Sargeant went on to build several more electric launches at Strand-on-the-Green. His success led to his business being taken over in 1890 by Woodhouse and Rawson United, manufacturers of heavy engineering equipment and “of every description of Electrical Plant and Apparatus”, with Sargeant remaining as manager of the Strand boatyard. This move brought more varied business to the yard and stretched capacity in Chiswick. In 1891 Sargeant bought a site at Eel Pie Island where he set up sheds and a new charging station which traded under the name of The Thames Electric & Steam Launch Company. At about this time Sargeant filed a patent for an electric canoe capable of carrying four people. Two of his electric canoes were demonstrated at Henley Regatta in 1892.

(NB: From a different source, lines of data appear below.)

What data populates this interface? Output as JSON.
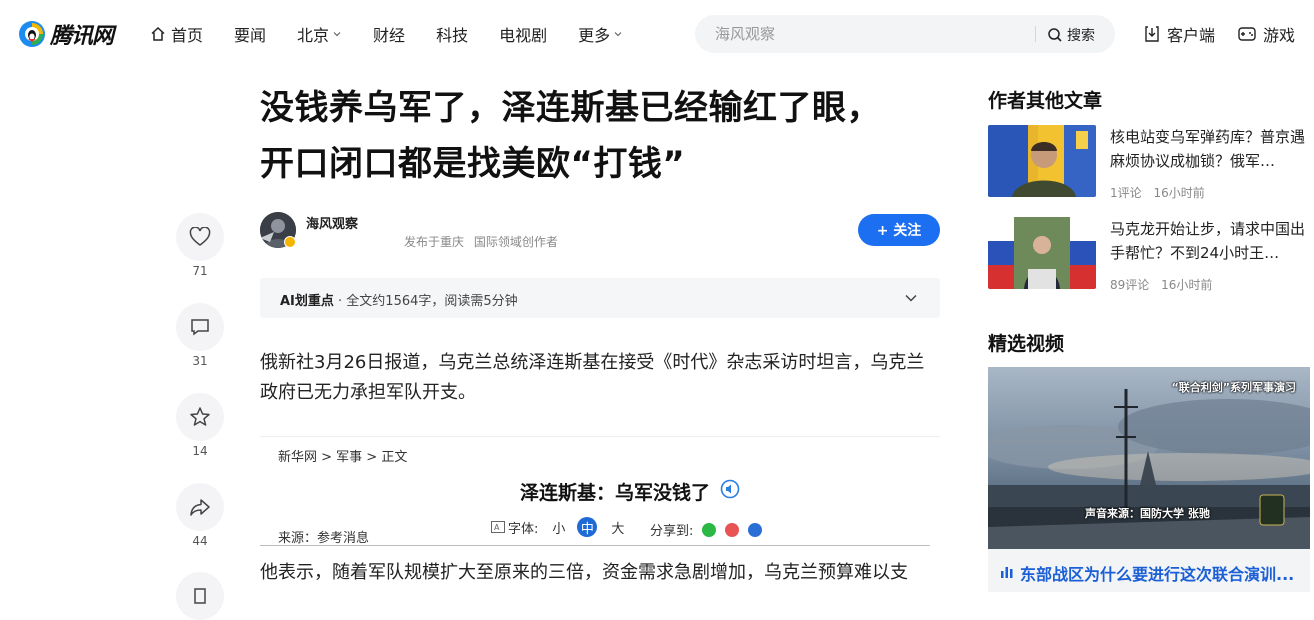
{
  "header": {
    "logo_text": "腾讯网",
    "nav": [
      {
        "label": "首页"
      },
      {
        "label": "要闻"
      },
      {
        "label": "北京"
      },
      {
        "label": "财经"
      },
      {
        "label": "科技"
      },
      {
        "label": "电视剧"
      },
      {
        "label": "更多"
      }
    ],
    "search_placeholder": "海风观察",
    "search_button": "搜索",
    "client_label": "客户端",
    "games_label": "游戏"
  },
  "rail": {
    "like_count": "71",
    "comment_count": "31",
    "favorite_count": "14",
    "share_count": "44"
  },
  "article": {
    "title_line1": "没钱养乌军了，泽连斯基已经输红了眼，",
    "title_line2": "开口闭口都是找美欧“打钱”",
    "author": "海风观察",
    "location": "发布于重庆",
    "author_title": "国际领域创作者",
    "follow_label": "+ 关注",
    "ai_label": "AI划重点",
    "ai_summary": " · 全文约1564字，阅读需5分钟",
    "para1": "俄新社3月26日报道，乌克兰总统泽连斯基在接受《时代》杂志采访时坦言，乌克兰政府已无力承担军队开支。",
    "embed": {
      "breadcrumb": "新华网 > 军事 > 正文",
      "title": "泽连斯基：乌军没钱了",
      "source": "来源：参考消息",
      "font_label": "字体:",
      "font_small": "小",
      "font_medium": "中",
      "font_large": "大",
      "share_label": "分享到:"
    },
    "para2": "他表示，随着军队规模扩大至原来的三倍，资金需求急剧增加，乌克兰预算难以支"
  },
  "sidebar": {
    "more_heading": "作者其他文章",
    "articles": [
      {
        "title": "核电站变乌军弹药库？普京遇麻烦协议成枷锁？俄军…",
        "comments": "1评论",
        "time": "16小时前"
      },
      {
        "title": "马克龙开始让步，请求中国出手帮忙？不到24小时王…",
        "comments": "89评论",
        "time": "16小时前"
      }
    ],
    "video_heading": "精选视频",
    "video": {
      "caption_top": "“联合利剑”系列军事演习",
      "caption_bottom": "声音来源：国防大学 张驰",
      "title": "东部战区为什么要进行这次联合演训..."
    }
  },
  "colors": {
    "accent": "#1b6ff0",
    "link_blue": "#1b5fd6"
  }
}
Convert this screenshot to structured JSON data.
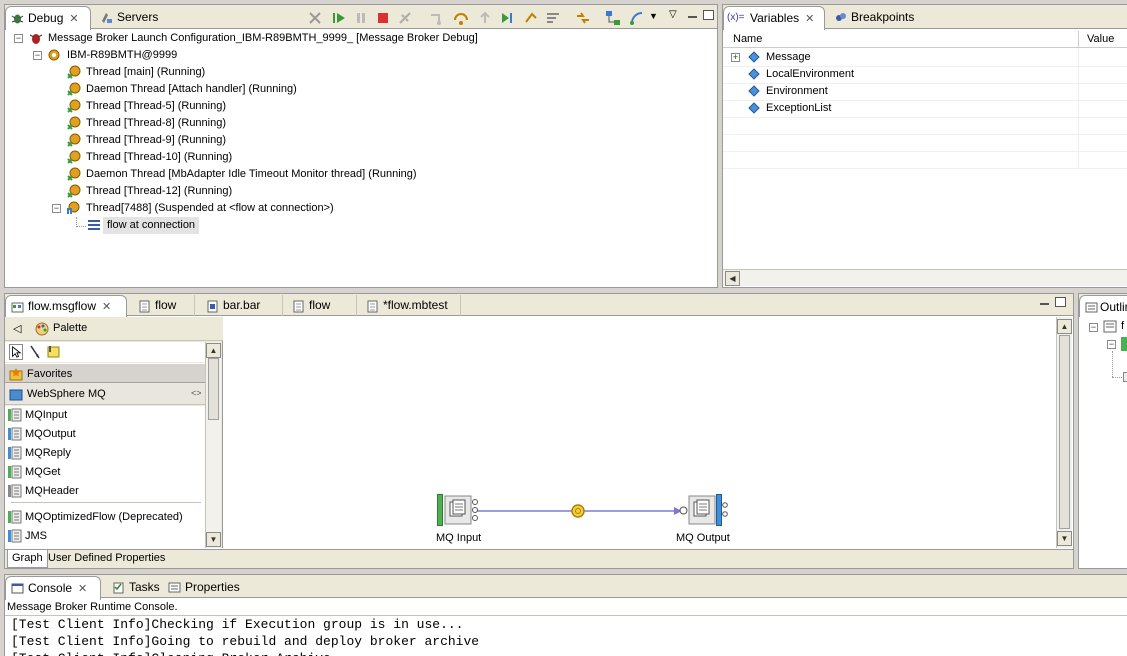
{
  "debug_view": {
    "tab_debug": "Debug",
    "tab_servers": "Servers",
    "tree": {
      "launch": "Message Broker Launch Configuration_IBM-R89BMTH_9999_ [Message Broker Debug]",
      "target": "IBM-R89BMTH@9999",
      "threads": [
        "Thread [main] (Running)",
        "Daemon Thread [Attach handler] (Running)",
        "Thread [Thread-5] (Running)",
        "Thread [Thread-8] (Running)",
        "Thread [Thread-9] (Running)",
        "Thread [Thread-10] (Running)",
        "Daemon Thread [MbAdapter Idle Timeout Monitor thread] (Running)",
        "Thread [Thread-12] (Running)"
      ],
      "suspended_thread": "Thread[7488] (Suspended at <flow at connection>)",
      "stack_frame": "flow at connection"
    }
  },
  "variables_view": {
    "tab_variables": "Variables",
    "tab_breakpoints": "Breakpoints",
    "col_name": "Name",
    "col_value": "Value",
    "rows": [
      "Message",
      "LocalEnvironment",
      "Environment",
      "ExceptionList"
    ]
  },
  "editor": {
    "tabs": [
      "flow.msgflow",
      "flow",
      "bar.bar",
      "flow",
      "*flow.mbtest"
    ],
    "palette_title": "Palette",
    "drawers": {
      "favorites": "Favorites",
      "websphere_mq": "WebSphere MQ"
    },
    "palette_items": [
      "MQInput",
      "MQOutput",
      "MQReply",
      "MQGet",
      "MQHeader",
      "MQOptimizedFlow (Deprecated)",
      "JMS"
    ],
    "nodes": {
      "input_label": "MQ Input",
      "output_label": "MQ Output"
    },
    "bottom_tabs": [
      "Graph",
      "User Defined Properties"
    ]
  },
  "outline_view": {
    "tab_label": "Outlin"
  },
  "console_view": {
    "tab_console": "Console",
    "tab_tasks": "Tasks",
    "tab_properties": "Properties",
    "title": "Message Broker Runtime Console.",
    "lines": [
      "[Test Client Info]Checking if Execution group is in use...",
      "[Test Client Info]Going to rebuild and deploy broker archive",
      "[Test Client Info]Cleaning Broker Archive"
    ]
  },
  "colors": {
    "chrome": "#d6d3ce",
    "tabbar": "#ece9d8",
    "node_green": "#4caf50",
    "node_blue": "#3f8fd8",
    "connection": "#7b7bd6",
    "breakpoint": "#e0b000"
  }
}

At the beginning of 1893 Sargeant reported that business was good but, sometime later that year, or early in the following year, Woodhouse and Rawson were declared bankrupt. How this affected Sargeant is unclear, but he continued to build his electric boats, notably the Victory, launched in 1905, which superseded Viscountess Bury as the largest electric boat in the world. She was 28 feet longer and could carry 350 passengers. In 1907 she was bought by Joseph Theophilus Mears who also took over Sargeant’s business and boatbuilding works; Sargeant presumably then took a well-earned retirement.

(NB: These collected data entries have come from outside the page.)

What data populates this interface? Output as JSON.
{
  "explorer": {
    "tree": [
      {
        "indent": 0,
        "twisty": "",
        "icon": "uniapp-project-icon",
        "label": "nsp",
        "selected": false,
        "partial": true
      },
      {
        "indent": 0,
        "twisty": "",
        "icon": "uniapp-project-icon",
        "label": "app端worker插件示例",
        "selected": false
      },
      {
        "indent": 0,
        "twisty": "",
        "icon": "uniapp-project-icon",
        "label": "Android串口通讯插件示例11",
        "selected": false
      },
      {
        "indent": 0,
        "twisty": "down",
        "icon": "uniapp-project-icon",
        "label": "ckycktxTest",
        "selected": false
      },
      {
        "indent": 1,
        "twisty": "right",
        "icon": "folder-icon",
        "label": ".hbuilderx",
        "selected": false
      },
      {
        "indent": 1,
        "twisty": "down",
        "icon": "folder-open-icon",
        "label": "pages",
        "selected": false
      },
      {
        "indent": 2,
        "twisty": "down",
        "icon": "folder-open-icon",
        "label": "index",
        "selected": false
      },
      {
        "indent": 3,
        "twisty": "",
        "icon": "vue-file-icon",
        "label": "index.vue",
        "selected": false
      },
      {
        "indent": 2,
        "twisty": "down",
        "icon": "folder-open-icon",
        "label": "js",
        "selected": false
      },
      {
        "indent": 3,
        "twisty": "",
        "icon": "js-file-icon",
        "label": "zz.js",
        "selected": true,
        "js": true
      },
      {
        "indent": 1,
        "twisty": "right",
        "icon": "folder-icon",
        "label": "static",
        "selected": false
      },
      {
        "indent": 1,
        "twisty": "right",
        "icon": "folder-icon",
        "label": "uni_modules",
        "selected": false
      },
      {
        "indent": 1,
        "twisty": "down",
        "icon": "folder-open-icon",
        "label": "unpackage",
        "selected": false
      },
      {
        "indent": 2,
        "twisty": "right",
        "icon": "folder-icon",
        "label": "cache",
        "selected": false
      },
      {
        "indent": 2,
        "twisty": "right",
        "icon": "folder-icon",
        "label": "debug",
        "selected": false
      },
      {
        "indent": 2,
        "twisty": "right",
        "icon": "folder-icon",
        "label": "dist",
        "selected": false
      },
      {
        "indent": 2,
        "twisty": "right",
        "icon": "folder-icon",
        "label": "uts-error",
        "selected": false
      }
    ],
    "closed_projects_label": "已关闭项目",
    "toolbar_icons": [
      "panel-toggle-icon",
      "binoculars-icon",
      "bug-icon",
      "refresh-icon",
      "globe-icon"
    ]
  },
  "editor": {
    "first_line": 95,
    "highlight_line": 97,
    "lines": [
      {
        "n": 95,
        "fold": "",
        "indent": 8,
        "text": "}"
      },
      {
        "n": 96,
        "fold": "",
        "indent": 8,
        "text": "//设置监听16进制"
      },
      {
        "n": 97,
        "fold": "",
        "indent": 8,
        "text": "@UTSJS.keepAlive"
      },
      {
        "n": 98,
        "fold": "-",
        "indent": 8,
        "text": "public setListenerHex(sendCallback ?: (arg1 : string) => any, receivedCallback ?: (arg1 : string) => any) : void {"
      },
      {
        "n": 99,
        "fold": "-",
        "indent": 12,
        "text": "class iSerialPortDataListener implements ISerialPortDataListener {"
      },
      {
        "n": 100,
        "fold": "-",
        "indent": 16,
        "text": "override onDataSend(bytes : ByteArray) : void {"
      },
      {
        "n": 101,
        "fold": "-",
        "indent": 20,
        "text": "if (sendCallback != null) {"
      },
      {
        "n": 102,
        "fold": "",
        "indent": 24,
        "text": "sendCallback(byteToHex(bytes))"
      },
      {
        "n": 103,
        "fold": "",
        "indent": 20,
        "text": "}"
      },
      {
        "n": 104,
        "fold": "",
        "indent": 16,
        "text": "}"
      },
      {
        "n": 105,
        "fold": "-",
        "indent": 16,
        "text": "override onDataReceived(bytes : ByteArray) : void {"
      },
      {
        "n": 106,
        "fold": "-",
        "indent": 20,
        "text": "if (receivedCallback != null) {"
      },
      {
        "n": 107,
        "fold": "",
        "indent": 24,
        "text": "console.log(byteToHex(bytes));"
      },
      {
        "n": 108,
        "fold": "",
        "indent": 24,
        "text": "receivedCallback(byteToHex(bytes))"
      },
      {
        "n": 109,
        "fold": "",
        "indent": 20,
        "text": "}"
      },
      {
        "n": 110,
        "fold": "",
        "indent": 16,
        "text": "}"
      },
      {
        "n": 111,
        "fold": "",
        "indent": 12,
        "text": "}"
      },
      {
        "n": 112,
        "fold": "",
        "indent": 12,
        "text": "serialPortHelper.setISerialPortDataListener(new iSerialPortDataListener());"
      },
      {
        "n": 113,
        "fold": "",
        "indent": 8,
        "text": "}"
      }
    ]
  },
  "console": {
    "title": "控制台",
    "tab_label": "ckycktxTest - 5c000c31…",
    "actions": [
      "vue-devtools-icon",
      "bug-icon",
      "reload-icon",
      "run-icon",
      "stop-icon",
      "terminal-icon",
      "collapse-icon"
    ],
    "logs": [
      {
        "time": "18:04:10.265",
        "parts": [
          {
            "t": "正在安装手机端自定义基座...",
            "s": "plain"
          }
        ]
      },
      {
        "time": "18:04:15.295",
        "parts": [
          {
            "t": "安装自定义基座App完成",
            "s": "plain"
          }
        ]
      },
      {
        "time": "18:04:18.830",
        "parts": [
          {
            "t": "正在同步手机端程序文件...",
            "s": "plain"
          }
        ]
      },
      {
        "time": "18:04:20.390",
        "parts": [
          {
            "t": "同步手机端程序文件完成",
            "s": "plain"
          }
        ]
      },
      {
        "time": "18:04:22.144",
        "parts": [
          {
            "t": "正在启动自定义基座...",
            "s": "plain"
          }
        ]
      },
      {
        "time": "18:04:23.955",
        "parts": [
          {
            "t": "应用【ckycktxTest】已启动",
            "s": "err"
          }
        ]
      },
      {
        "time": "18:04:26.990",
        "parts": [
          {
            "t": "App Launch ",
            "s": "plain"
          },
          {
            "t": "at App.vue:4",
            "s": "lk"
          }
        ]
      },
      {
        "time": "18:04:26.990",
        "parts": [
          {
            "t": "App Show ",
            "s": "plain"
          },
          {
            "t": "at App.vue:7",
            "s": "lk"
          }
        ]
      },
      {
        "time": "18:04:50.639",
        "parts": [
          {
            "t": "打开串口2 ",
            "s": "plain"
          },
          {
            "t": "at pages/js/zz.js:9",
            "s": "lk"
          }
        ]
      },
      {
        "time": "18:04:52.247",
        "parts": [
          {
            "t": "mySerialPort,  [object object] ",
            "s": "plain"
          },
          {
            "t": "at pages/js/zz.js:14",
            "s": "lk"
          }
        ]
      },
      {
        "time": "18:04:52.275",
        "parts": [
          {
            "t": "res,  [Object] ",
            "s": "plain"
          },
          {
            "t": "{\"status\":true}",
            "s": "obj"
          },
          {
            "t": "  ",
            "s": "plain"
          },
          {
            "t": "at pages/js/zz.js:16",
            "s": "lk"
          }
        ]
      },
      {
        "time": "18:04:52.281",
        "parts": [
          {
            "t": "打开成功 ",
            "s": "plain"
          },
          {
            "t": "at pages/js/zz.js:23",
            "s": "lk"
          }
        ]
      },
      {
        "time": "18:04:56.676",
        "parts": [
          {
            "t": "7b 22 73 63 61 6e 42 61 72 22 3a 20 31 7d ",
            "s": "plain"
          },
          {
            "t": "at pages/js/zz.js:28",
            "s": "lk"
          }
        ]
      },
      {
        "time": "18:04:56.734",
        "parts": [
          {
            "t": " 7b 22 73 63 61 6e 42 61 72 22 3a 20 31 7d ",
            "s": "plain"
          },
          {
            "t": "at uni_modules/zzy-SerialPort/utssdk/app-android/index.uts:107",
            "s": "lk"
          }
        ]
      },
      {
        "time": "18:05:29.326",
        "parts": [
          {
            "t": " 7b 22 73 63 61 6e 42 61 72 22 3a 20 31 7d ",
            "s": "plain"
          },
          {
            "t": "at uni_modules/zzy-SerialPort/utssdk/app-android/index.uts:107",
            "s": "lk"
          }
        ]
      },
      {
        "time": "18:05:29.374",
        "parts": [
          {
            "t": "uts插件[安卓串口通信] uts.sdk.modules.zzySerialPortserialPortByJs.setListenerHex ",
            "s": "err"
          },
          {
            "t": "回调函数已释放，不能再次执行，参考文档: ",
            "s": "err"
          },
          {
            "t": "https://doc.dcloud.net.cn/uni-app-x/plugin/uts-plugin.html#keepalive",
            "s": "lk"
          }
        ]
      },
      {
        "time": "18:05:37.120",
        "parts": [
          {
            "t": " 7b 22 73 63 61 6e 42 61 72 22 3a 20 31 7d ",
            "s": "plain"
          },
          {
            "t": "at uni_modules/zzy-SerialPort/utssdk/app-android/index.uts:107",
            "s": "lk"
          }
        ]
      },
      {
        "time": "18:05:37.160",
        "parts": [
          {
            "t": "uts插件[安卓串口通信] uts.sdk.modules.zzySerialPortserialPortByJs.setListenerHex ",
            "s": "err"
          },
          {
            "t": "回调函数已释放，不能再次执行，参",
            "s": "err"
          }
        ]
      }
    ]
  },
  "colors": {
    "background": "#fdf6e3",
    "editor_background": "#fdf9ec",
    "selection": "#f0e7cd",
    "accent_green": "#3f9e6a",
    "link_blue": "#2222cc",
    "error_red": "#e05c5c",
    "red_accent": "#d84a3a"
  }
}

Sources used: Chiswick Poor Rate Books, Censuses for 1871, 1881, 1891; Electric Boats on the Thames 1889-1914, by Edward Hawthorne, Alan Sutton Publishing Limited, 1995; A Walk Around the Grove Park Estate, Grove Park Group & B&CLHS, 1980; Tim Sargeant (personal communication)
Gillian Clegg is the author of The Archaeology of Hounslow (1991) and Chiswick Past (1995). She is also the editor of this journal and production editor of the London & Middlesex Archaeological Society’s Transactions.